The longest section is the final one, showing the calm resolution of Socrates in the face of his court-ordered death, and the sorrow of his friends. He refers gently to the mourning rituals they will engage in for him (Phaedo will cut his long hair, a cock will be sacrificed to Aesculapius). They try to hide their tears. He commends the goodness of his jailer, who has often come to talk to him during his imprisonment – another image of companionable communication as the highest human good. Sometimes the dancers mirror the actions described by the words: they lift the dying Socrates's feet, or touch his chest where his heart would be, each playing "Socrates" in their varying turns; or they rub their elbows together when the chirping of crickets is mentioned. Other times the movement is more abstract and patterned. When the piece ends, all the dancers are lying on the floor, then after a brief pause slowly and slightly lift their legs and arms – an image of the final death shudder, or of rebirth.

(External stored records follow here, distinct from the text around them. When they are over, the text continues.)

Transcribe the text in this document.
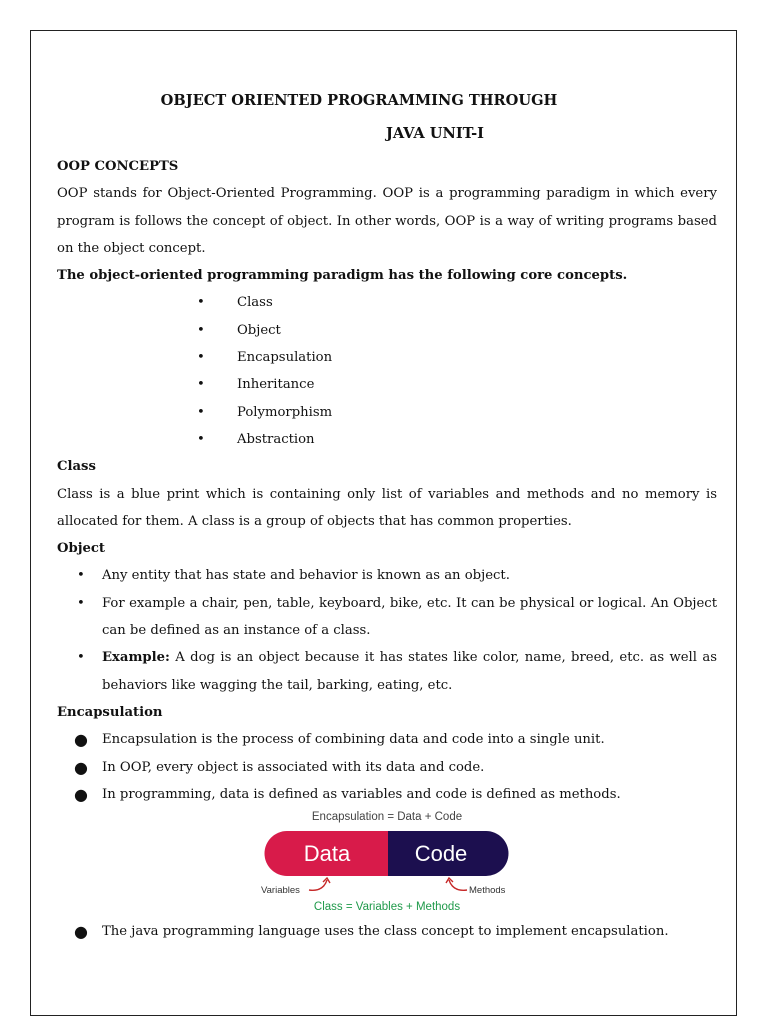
OBJECT ORIENTED PROGRAMMING THROUGH

JAVA UNIT-I

OOP CONCEPTS

OOP stands for Object-Oriented Programming. OOP is a programming paradigm in which every program is follows the concept of object. In other words, OOP is a way of writing programs based on the object concept.

The object-oriented programming paradigm has the following core concepts.

• Class
• Object
• Encapsulation
• Inheritance
• Polymorphism
• Abstraction

Class

Class is a blue print which is containing only list of variables and methods and no memory is allocated for them. A class is a group of objects that has common properties.

Object

• Any entity that has state and behavior is known as an object.
• For example a chair, pen, table, keyboard, bike, etc. It can be physical or logical. An Object can be defined as an instance of a class.
• Example: A dog is an object because it has states like color, name, breed, etc. as well as behaviors like wagging the tail, barking, eating, etc.

Encapsulation

● Encapsulation is the process of combining data and code into a single unit.
● In OOP, every object is associated with its data and code.
● In programming, data is defined as variables and code is defined as methods.
Encapsulation = Data + Code
Data	Code
Variables	Methods
Class = Variables + Methods
● The java programming language uses the class concept to implement encapsulation.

The total effect of this dance is so moving – a peaceful wisdom in the face of the arbitrary and ignorant. There’s something flowing and elegant about the movement, and something about the deep reservoir of feeling hidden behind, that makes watching this dance a profoundly restorative experience.
2 comments:
Your piece on silence reminded me of studies of wait time in the classroom. Research has shown that teachers are really uncomfortable with silence in a class discussion. So uncomfortable is this silence, that we will jump in with an answer to our own question or ask another question within about 1.5 seconds of the asking of the question. Research has shown that waiting for just 3 seconds greatly increases the quality and quantity of student answers and the quality of the teacher's questions. Silence is truly scary to people.
Yes, I realized a while ago that silence unnerves people more than stupidity does. They don't have anything to hang on to. I've seen executives use silence as a tool.
I keep thinking of that quip attributed to Franklin (or Twain, or other practical wits): Better to keep silent and be thought a fool than to speak and remove all doubt.